No discussion of food in Vietnam would be complete however, if I didn't mention that we have found ourselves longing for pizza and hamburgers on a weekly basis, and thus break stride with our efforts to stay local by visiting a local restaurant that serves up some Western food. I mentioned to Jennifer the other day, after enjoying some local food that featured marinated pork and chicken over a barbecue, that a Texas-style BBQ would probably be a big hit here, as long it was served on tiny tables with short chairs.

We've loved the food here in Vietnam -- even if I can't describe most of what I see in the markets.
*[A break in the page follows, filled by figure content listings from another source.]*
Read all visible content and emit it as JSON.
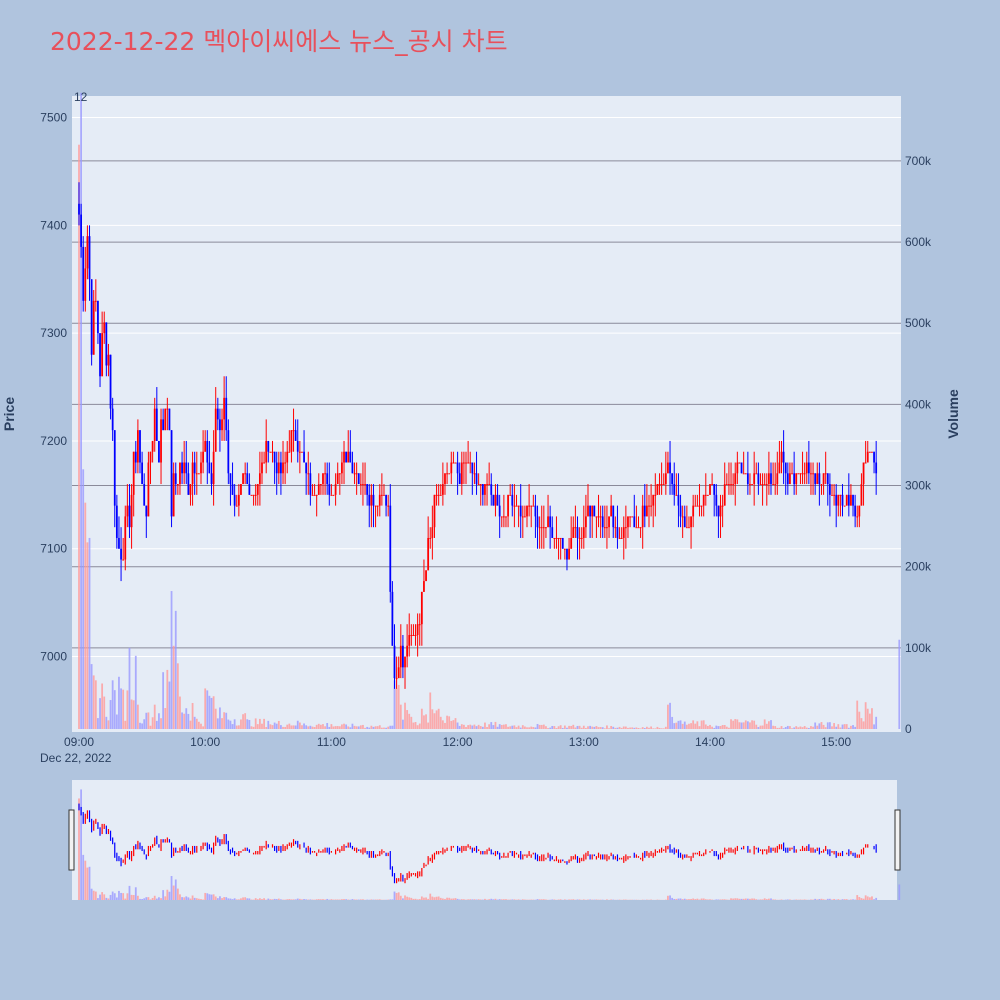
{
  "title": "2022-12-22 멕아이씨에스 뉴스_공시 차트",
  "colors": {
    "background": "#b0c4de",
    "plot_bg": "#e5ecf6",
    "title": "#e8505b",
    "up": "#ff0000",
    "down": "#0000ff",
    "up_volume": "#ff9a9a",
    "down_volume": "#9a9aff",
    "text": "#2a3f5f"
  },
  "chart_data": {
    "type": "candlestick",
    "title": "2022-12-22 멕아이씨에스 뉴스_공시 차트",
    "ylabel": "Price",
    "y2label": "Volume",
    "date_label": "Dec 22, 2022",
    "annotation": "12",
    "price_ylim": [
      6930,
      7520
    ],
    "volume_ylim": [
      0,
      780000
    ],
    "x_range": [
      "09:00",
      "15:30"
    ],
    "price_ticks": [
      7000,
      7100,
      7200,
      7300,
      7400,
      7500
    ],
    "price_tick_labels": [
      "7000",
      "7100",
      "7200",
      "7300",
      "7400",
      "7500"
    ],
    "volume_ticks": [
      0,
      100000,
      200000,
      300000,
      400000,
      500000,
      600000,
      700000
    ],
    "volume_tick_labels": [
      "0",
      "100k",
      "200k",
      "300k",
      "400k",
      "500k",
      "600k",
      "700k"
    ],
    "time_ticks": [
      "09:00",
      "10:00",
      "11:00",
      "12:00",
      "13:00",
      "14:00",
      "15:00"
    ],
    "price_path": [
      [
        "09:00",
        7410
      ],
      [
        "09:02",
        7350
      ],
      [
        "09:04",
        7390
      ],
      [
        "09:06",
        7300
      ],
      [
        "09:08",
        7330
      ],
      [
        "09:10",
        7270
      ],
      [
        "09:12",
        7300
      ],
      [
        "09:14",
        7280
      ],
      [
        "09:16",
        7200
      ],
      [
        "09:18",
        7110
      ],
      [
        "09:20",
        7100
      ],
      [
        "09:22",
        7110
      ],
      [
        "09:24",
        7140
      ],
      [
        "09:26",
        7170
      ],
      [
        "09:28",
        7210
      ],
      [
        "09:30",
        7150
      ],
      [
        "09:32",
        7140
      ],
      [
        "09:34",
        7190
      ],
      [
        "09:36",
        7230
      ],
      [
        "09:38",
        7190
      ],
      [
        "09:40",
        7220
      ],
      [
        "09:42",
        7250
      ],
      [
        "09:44",
        7140
      ],
      [
        "09:46",
        7160
      ],
      [
        "09:48",
        7180
      ],
      [
        "09:50",
        7170
      ],
      [
        "09:52",
        7160
      ],
      [
        "09:55",
        7190
      ],
      [
        "09:58",
        7170
      ],
      [
        "10:00",
        7190
      ],
      [
        "10:03",
        7160
      ],
      [
        "10:05",
        7230
      ],
      [
        "10:07",
        7210
      ],
      [
        "10:09",
        7240
      ],
      [
        "10:11",
        7170
      ],
      [
        "10:13",
        7150
      ],
      [
        "10:15",
        7130
      ],
      [
        "10:18",
        7170
      ],
      [
        "10:21",
        7160
      ],
      [
        "10:24",
        7150
      ],
      [
        "10:27",
        7180
      ],
      [
        "10:30",
        7200
      ],
      [
        "10:33",
        7180
      ],
      [
        "10:36",
        7170
      ],
      [
        "10:39",
        7190
      ],
      [
        "10:42",
        7210
      ],
      [
        "10:45",
        7190
      ],
      [
        "10:48",
        7170
      ],
      [
        "10:51",
        7150
      ],
      [
        "10:55",
        7170
      ],
      [
        "11:00",
        7150
      ],
      [
        "11:03",
        7170
      ],
      [
        "11:06",
        7190
      ],
      [
        "11:09",
        7180
      ],
      [
        "11:12",
        7170
      ],
      [
        "11:15",
        7160
      ],
      [
        "11:18",
        7150
      ],
      [
        "11:21",
        7140
      ],
      [
        "11:24",
        7150
      ],
      [
        "11:27",
        7140
      ],
      [
        "11:29",
        7000
      ],
      [
        "11:31",
        6990
      ],
      [
        "11:33",
        7010
      ],
      [
        "11:35",
        7000
      ],
      [
        "11:37",
        7020
      ],
      [
        "11:39",
        7010
      ],
      [
        "11:41",
        7030
      ],
      [
        "11:43",
        7050
      ],
      [
        "11:45",
        7080
      ],
      [
        "11:47",
        7110
      ],
      [
        "11:49",
        7140
      ],
      [
        "11:51",
        7150
      ],
      [
        "11:53",
        7160
      ],
      [
        "11:55",
        7170
      ],
      [
        "11:58",
        7180
      ],
      [
        "12:01",
        7170
      ],
      [
        "12:04",
        7180
      ],
      [
        "12:07",
        7170
      ],
      [
        "12:10",
        7160
      ],
      [
        "12:13",
        7160
      ],
      [
        "12:16",
        7150
      ],
      [
        "12:19",
        7140
      ],
      [
        "12:22",
        7130
      ],
      [
        "12:25",
        7150
      ],
      [
        "12:28",
        7140
      ],
      [
        "12:31",
        7130
      ],
      [
        "12:34",
        7140
      ],
      [
        "12:37",
        7130
      ],
      [
        "12:40",
        7120
      ],
      [
        "12:43",
        7130
      ],
      [
        "12:46",
        7110
      ],
      [
        "12:49",
        7120
      ],
      [
        "12:52",
        7090
      ],
      [
        "12:55",
        7120
      ],
      [
        "12:58",
        7110
      ],
      [
        "13:01",
        7130
      ],
      [
        "13:04",
        7140
      ],
      [
        "13:07",
        7130
      ],
      [
        "13:10",
        7120
      ],
      [
        "13:13",
        7130
      ],
      [
        "13:16",
        7110
      ],
      [
        "13:19",
        7120
      ],
      [
        "13:22",
        7130
      ],
      [
        "13:25",
        7120
      ],
      [
        "13:28",
        7130
      ],
      [
        "13:31",
        7140
      ],
      [
        "13:34",
        7150
      ],
      [
        "13:37",
        7160
      ],
      [
        "13:40",
        7180
      ],
      [
        "13:43",
        7150
      ],
      [
        "13:46",
        7130
      ],
      [
        "13:49",
        7120
      ],
      [
        "13:52",
        7140
      ],
      [
        "13:55",
        7130
      ],
      [
        "13:58",
        7150
      ],
      [
        "14:01",
        7160
      ],
      [
        "14:04",
        7140
      ],
      [
        "14:07",
        7150
      ],
      [
        "14:10",
        7160
      ],
      [
        "14:13",
        7180
      ],
      [
        "14:16",
        7170
      ],
      [
        "14:19",
        7160
      ],
      [
        "14:22",
        7170
      ],
      [
        "14:25",
        7160
      ],
      [
        "14:28",
        7170
      ],
      [
        "14:31",
        7160
      ],
      [
        "14:34",
        7180
      ],
      [
        "14:37",
        7170
      ],
      [
        "14:40",
        7160
      ],
      [
        "14:43",
        7170
      ],
      [
        "14:46",
        7180
      ],
      [
        "14:49",
        7170
      ],
      [
        "14:52",
        7160
      ],
      [
        "14:55",
        7170
      ],
      [
        "14:58",
        7150
      ],
      [
        "15:01",
        7150
      ],
      [
        "15:04",
        7140
      ],
      [
        "15:07",
        7150
      ],
      [
        "15:10",
        7130
      ],
      [
        "15:13",
        7180
      ],
      [
        "15:16",
        7190
      ],
      [
        "15:19",
        7170
      ]
    ],
    "volume_profile": [
      [
        "09:00",
        720000
      ],
      [
        "09:02",
        320000
      ],
      [
        "09:04",
        230000
      ],
      [
        "09:06",
        80000
      ],
      [
        "09:08",
        60000
      ],
      [
        "09:12",
        40000
      ],
      [
        "09:16",
        60000
      ],
      [
        "09:20",
        50000
      ],
      [
        "09:24",
        100000
      ],
      [
        "09:28",
        30000
      ],
      [
        "09:32",
        20000
      ],
      [
        "09:36",
        30000
      ],
      [
        "09:40",
        70000
      ],
      [
        "09:44",
        170000
      ],
      [
        "09:48",
        40000
      ],
      [
        "09:55",
        15000
      ],
      [
        "10:00",
        50000
      ],
      [
        "10:05",
        25000
      ],
      [
        "10:10",
        20000
      ],
      [
        "10:20",
        12000
      ],
      [
        "10:30",
        10000
      ],
      [
        "10:45",
        8000
      ],
      [
        "11:00",
        6000
      ],
      [
        "11:15",
        5000
      ],
      [
        "11:28",
        4000
      ],
      [
        "11:30",
        60000
      ],
      [
        "11:33",
        30000
      ],
      [
        "11:38",
        15000
      ],
      [
        "11:43",
        25000
      ],
      [
        "11:47",
        45000
      ],
      [
        "11:52",
        15000
      ],
      [
        "12:00",
        8000
      ],
      [
        "12:20",
        6000
      ],
      [
        "12:40",
        5000
      ],
      [
        "13:00",
        4000
      ],
      [
        "13:20",
        3000
      ],
      [
        "13:40",
        30000
      ],
      [
        "13:45",
        10000
      ],
      [
        "14:00",
        5000
      ],
      [
        "14:10",
        12000
      ],
      [
        "14:30",
        4000
      ],
      [
        "14:50",
        8000
      ],
      [
        "15:05",
        6000
      ],
      [
        "15:10",
        35000
      ],
      [
        "15:15",
        25000
      ],
      [
        "15:19",
        15000
      ],
      [
        "15:30",
        110000
      ]
    ]
  }
}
I especially love the colors and sights and sounds of the market; the schizophrenic mix of raw food vendors who don't give a damn about Westerners, contrasted with the finished food vendors who live and die by our purchases; and the overhanging tarps and the food scraps and leaves underfoot. I love the morning energy of the markets, and the afternoon lethargy. I love the small clusters of bored or satisfied vendors that gather to play cards on greasy sheets of cardboard, and I love the shoulder-to-shoulder masses of locals that rely on these markets for their daily sustenance.

I love it all, believe me I do, just don't ask me what anything is, and don't ask me what's in any of the dishes I eat. For that, I need the two of you, Dan and Dori, to partner with Jennifer, and together I'm sure you three could help guide a simple palate through this complicated culinary terrain. Perhaps one day, we make a collective return trip to this part of the world? Until then, I miss you both tons, and please give a great big hug to Louisa and Izzy from both of us.